Employee who told me a transparent lie about how the equipment just broke down so go away

A bartender who cut off drinks a good half hour before the posted closing time because she wanted to go to another bar

Hardware store employees who hid from customers to avoid waiting on them

Cashier at a convenience store who gave me bad directions with a shit eating grin, I guess he didn’t like my looks

Etc.

However, I understand because I worked retail. Customers suck. They steal, they make a mess, and they complain to management if they don’t get their asses kissed. I hated customers sometimes, and sometimes it showed. If a particular customer went away and didn’t come back all that meant to me was one less hassle. It’s not like I got a bonus if sales were good. The chain I worked for got bought out, so maybe it wasn’t just me with the attitude problem.

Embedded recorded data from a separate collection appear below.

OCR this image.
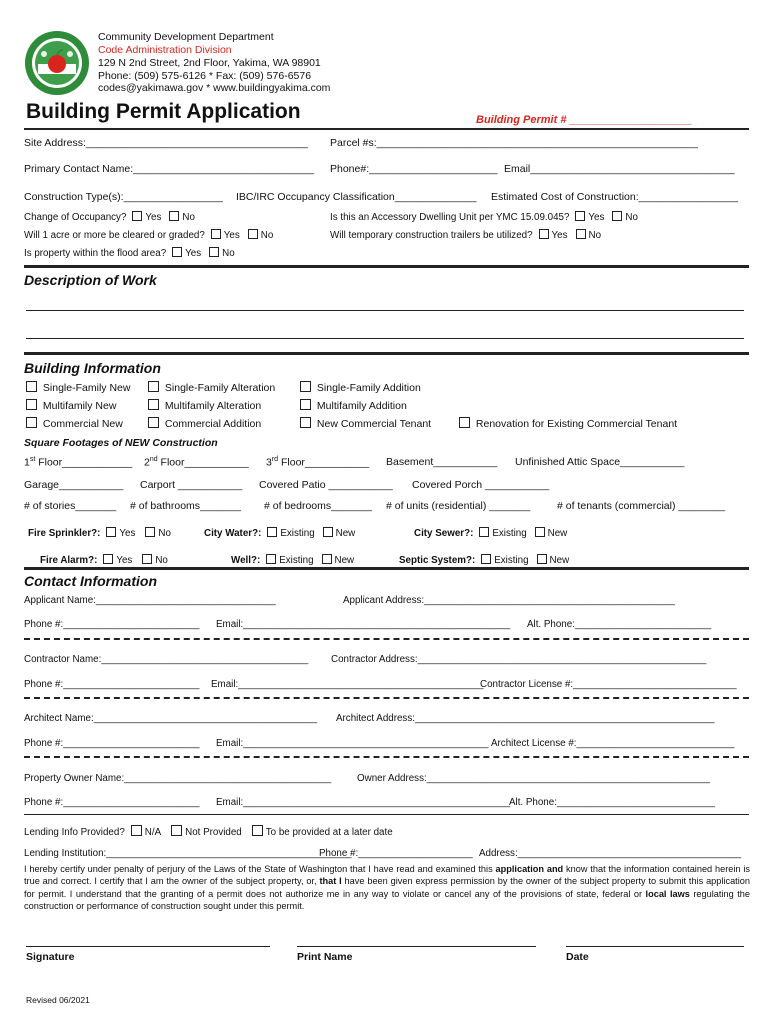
Community Development Department
Code Administration Division
129 N 2nd Street, 2nd Floor, Yakima, WA 98901
Phone: (509) 575-6126 * Fax: (509) 576-6576
codes@yakimawa.gov * www.buildingyakima.com
Building Permit Application	Building Permit # ____________________
Site Address:______________________________________ Parcel #s:_______________________________________________________
Primary Contact Name:_______________________________ Phone#:______________________ Email___________________________________
Construction Type(s):_________________ IBC/IRC Occupancy Classification______________ Estimated Cost of Construction:_________________
Change of Occupancy? Yes No
Will 1 acre or more be cleared or graded? Yes No
Is property within the flood area? Yes No
Is this an Accessory Dwelling Unit per YMC 15.09.045? Yes No
Will temporary construction trailers be utilized? Yes No
Description of Work
Building Information
Single-Family New	Single-Family Alteration	Single-Family Addition
Multifamily New	Multifamily Alteration	Multifamily Addition
Commercial New	Commercial Addition	New Commercial Tenant	Renovation for Existing Commercial Tenant
Square Footages of NEW Construction
1st Floor____________ 2nd Floor___________ 3rd Floor___________ Basement___________ Unfinished Attic Space___________
Garage___________ Carport ___________ Covered Patio ___________ Covered Porch ___________
# of stories_______ # of bathrooms_______ # of bedrooms_______ # of units (residential) _______	# of tenants (commercial) ________
Fire Sprinkler?: Yes No
Fire Alarm?: Yes No
City Water?: Existing New
Well?: Existing New
City Sewer?: Existing New
Septic System?: Existing New
Contact Information
Applicant Name:_________________________________	Applicant Address:______________________________________________
Phone #:_________________________ Email:_________________________________________________ Alt. Phone:_________________________
Contractor Name:______________________________________ Contractor Address:_____________________________________________________
Phone #:_________________________ Email:_____________________________________________
Contractor License #:______________________________
Architect Name:_________________________________________ Architect Address:_______________________________________________________
Phone #:_________________________ Email:_____________________________________________ Architect License #:_____________________________
Property Owner Name:______________________________________	Owner Address:____________________________________________________
Phone #:_________________________ Email:_________________________________________________
Alt. Phone:_____________________________
Lending Info Provided? N/A Not Provided To be provided at a later date
Lending Institution:_____________________________________________
Phone #:_____________________ Address:_________________________________________
I hereby certify under penalty of perjury of the Laws of the State of Washington that I have read and examined this application and know that the information contained herein is true and correct. I certify that I am the owner of the subject property, or, that I have been given express permission by the owner of the subject property to submit this application for permit. I understand that the granting of a permit does not authorize me in any way to violate or cancel any of the provisions of state, federal or local laws regulating the construction or performance of construction sought under this permit.
Signature	Print Name	Date
Revised 06/2021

QFT. As long as I’m not getting active hostility, I can deal with someone who isn’t feeling all perky-cheery. Cashiers are human beings, after all, and might have had to come to work on little sleep, dealing with a medical/emotional problem, etc., because they can’t afford to miss that day’s pay if they want to pay their bills. All I really insist on is that they do their job at a reasonable speed, and prioritize performing the duties they’re being paid for over social chit-chat.